100 Ribu Lebih Pekerja Swasta Asal Cimahi jadi Calon Penerima Subsidi Gaji dari Pusat
Administrator
14 Agustus 2020
622 kali dilihat
CIMAHI
- Dinas Tenaga Kerja Kota Cimahi mendata, ada 146.267 pekerja swasta
asal Kota Cimahi didaftarkan untuk mendapatkan subsidi sebesar Rp 600
ribu dari pemerintah pusat. Pekerja tersebut berasal dari 2.591
perusahaan di Kota Cimahi.
"Mereka berasal dari perusahaan mikro
sampai dengan besar yang berada di Kota Cimahi," kata Sekretaris Dinas
Tenaga Kerja Kota Cimahi, Uce Herdiana, Kamis (13/8/2020).
Dikatakan
Uce, data calon penerima subdisi gaji dari pemerintah pusat itu didapat
berdasarkan hasil koordinasi dengan Badan Penyelenggara Jaminan Sosial
(BPJS) Ketenagakerjaan Cimahi. "Sedang proses pendaftaran oleh BPJS
Ketenagakerjaan," ujarnya.
Namun, jelas Uce, dari jumlah pekerja
swasta asal Kota Cimahi yang didaftarkan tersebut, nantinya akan
diverifikasi ulang oleh pemerintah pusat. Pihaknya berharap minimal 100
ribu pekerja bisa mendapatkan subsidi gaji tersebut.
Pekerja swasta
tersebut harus memenuhi berbagai persyaratan seperti Warga Negara
Indonesia (WNI), pekerja penerima upah, masih aktif dalam kepesertaan
BPJS Ketenagakerjaan, bukan penerima Kartu Pra Kerja dan memiliki upah
dibawah Rp 5 juta.
"Bisa berubah sesuai hasil evaluasi pusat. Tapi saya berharap tidak kurang dari 100 ribu orang penerima manfaat ini," sebutnya.
Untuk
pekerja swasta yang terkena Pemutusan Hubungan Kerja (PHK), tegas Uce,
sepertinya sulit untuk mendapat verifikasi karena terkendala kepesertaan
BPJS Ketenagakerjaan yang harus terbayarkan sampai Juni 2020.

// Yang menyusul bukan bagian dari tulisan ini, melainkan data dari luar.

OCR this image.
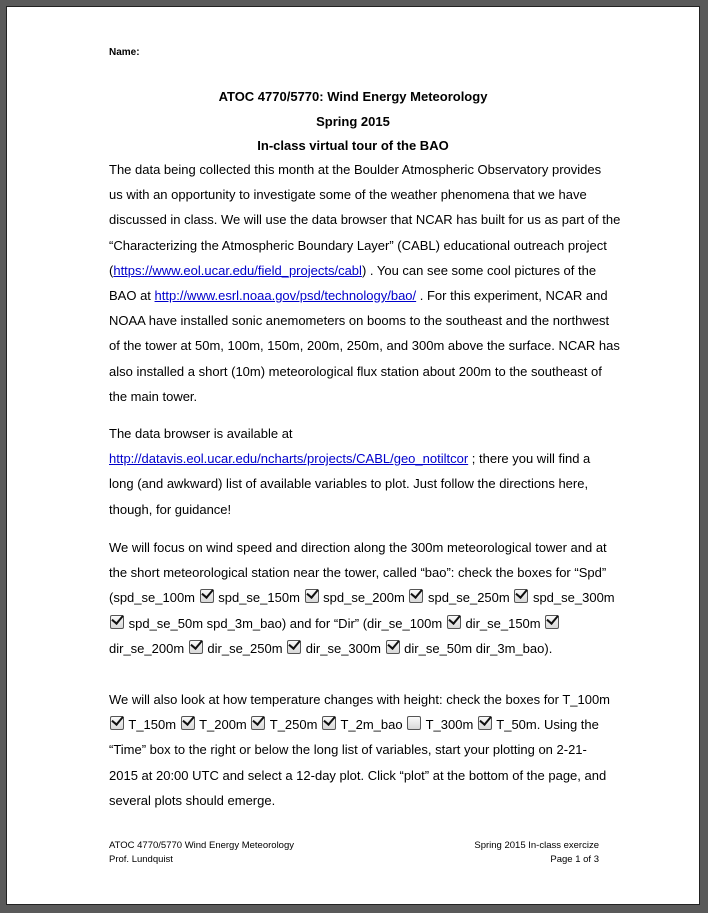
Name:
ATOC 4770/5770: Wind Energy Meteorology
Spring 2015
In-class virtual tour of the BAO
The data being collected this month at the Boulder Atmospheric Observatory provides
us with an opportunity to investigate some of the weather phenomena that we have
discussed in class. We will use the data browser that NCAR has built for us as part of the
“Characterizing the Atmospheric Boundary Layer” (CABL) educational outreach project
(https://www.eol.ucar.edu/field_projects/cabl) . You can see some cool pictures of the
BAO at http://www.esrl.noaa.gov/psd/technology/bao/ . For this experiment, NCAR and
NOAA have installed sonic anemometers on booms to the southeast and the northwest
of the tower at 50m, 100m, 150m, 200m, 250m, and 300m above the surface. NCAR has
also installed a short (10m) meteorological flux station about 200m to the southeast of
the main tower.
The data browser is available at
http://datavis.eol.ucar.edu/ncharts/projects/CABL/geo_notiltcor ; there you will find a
long (and awkward) list of available variables to plot. Just follow the directions here,
though, for guidance!
We will focus on wind speed and direction along the 300m meteorological tower and at
the short meteorological station near the tower, called “bao”: check the boxes for “Spd”
(spd_se_100m  spd_se_150m  spd_se_200m  spd_se_250m  spd_se_300m
spd_se_50m spd_3m_bao) and for “Dir” (dir_se_100m  dir_se_150m
dir_se_200m  dir_se_250m  dir_se_300m  dir_se_50m dir_3m_bao).
We will also look at how temperature changes with height: check the boxes for T_100m
T_150m  T_200m  T_250m  T_2m_bao  T_300m  T_50m. Using the
“Time” box to the right or below the long list of variables, start your plotting on 2-21-
2015 at 20:00 UTC and select a 12-day plot. Click “plot” at the bottom of the page, and
several plots should emerge.
ATOC 4770/5770 Wind Energy Meteorology
Prof. Lundquist
Spring 2015 In-class exercize
Page 1 of 3
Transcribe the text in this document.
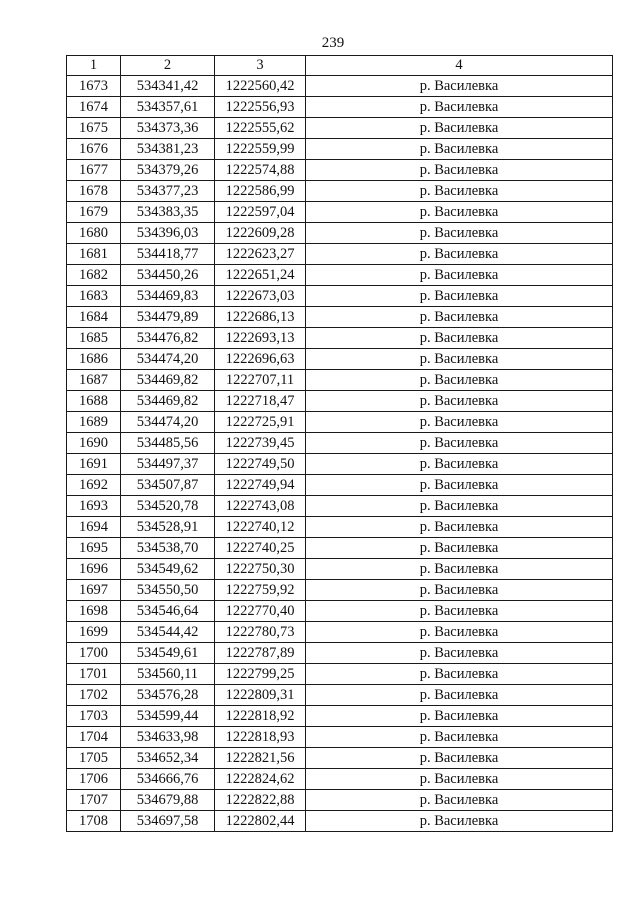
239
1	2	3	4
1673	534341,42	1222560,42	р. Василевка
1674	534357,61	1222556,93	р. Василевка
1675	534373,36	1222555,62	р. Василевка
1676	534381,23	1222559,99	р. Василевка
1677	534379,26	1222574,88	р. Василевка
1678	534377,23	1222586,99	р. Василевка
1679	534383,35	1222597,04	р. Василевка
1680	534396,03	1222609,28	р. Василевка
1681	534418,77	1222623,27	р. Василевка
1682	534450,26	1222651,24	р. Василевка
1683	534469,83	1222673,03	р. Василевка
1684	534479,89	1222686,13	р. Василевка
1685	534476,82	1222693,13	р. Василевка
1686	534474,20	1222696,63	р. Василевка
1687	534469,82	1222707,11	р. Василевка
1688	534469,82	1222718,47	р. Василевка
1689	534474,20	1222725,91	р. Василевка
1690	534485,56	1222739,45	р. Василевка
1691	534497,37	1222749,50	р. Василевка
1692	534507,87	1222749,94	р. Василевка
1693	534520,78	1222743,08	р. Василевка
1694	534528,91	1222740,12	р. Василевка
1695	534538,70	1222740,25	р. Василевка
1696	534549,62	1222750,30	р. Василевка
1697	534550,50	1222759,92	р. Василевка
1698	534546,64	1222770,40	р. Василевка
1699	534544,42	1222780,73	р. Василевка
1700	534549,61	1222787,89	р. Василевка
1701	534560,11	1222799,25	р. Василевка
1702	534576,28	1222809,31	р. Василевка
1703	534599,44	1222818,92	р. Василевка
1704	534633,98	1222818,93	р. Василевка
1705	534652,34	1222821,56	р. Василевка
1706	534666,76	1222824,62	р. Василевка
1707	534679,88	1222822,88	р. Василевка
1708	534697,58	1222802,44	р. Василевка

"Karena terkunci syarat peserta BPJS aktif jadi gak bisa masuk terdaftar," tutur Uce.
Jika
penerima subsidi gaji asal Kota Cimahi sudah disetujui, mereka akan
mendapatkan Rp 600 ribu setiap bulannya. Gaji tersebut rencananya mulai
diterima selama 4 bulan, sejak September mendatang.
Subsidi gaji bagi
pekerja swasta dengan upah dibawah Rp 5 juta itu akan langsung masuk ke
rekening penerima. Pasalnya saat pendaftaran, BPJS Ketenagakerjaan
mendaftarkan langsung disertai dengan nomor rekeningnya.
"Selama 4
bulan dari bulan Agustus sampai dengan bulan November. Jadi nanti
pemerintah pusat memberikan bantuan subsidi gaji ini langsung ke
rekening masing-masing pekerja," jelas Uce.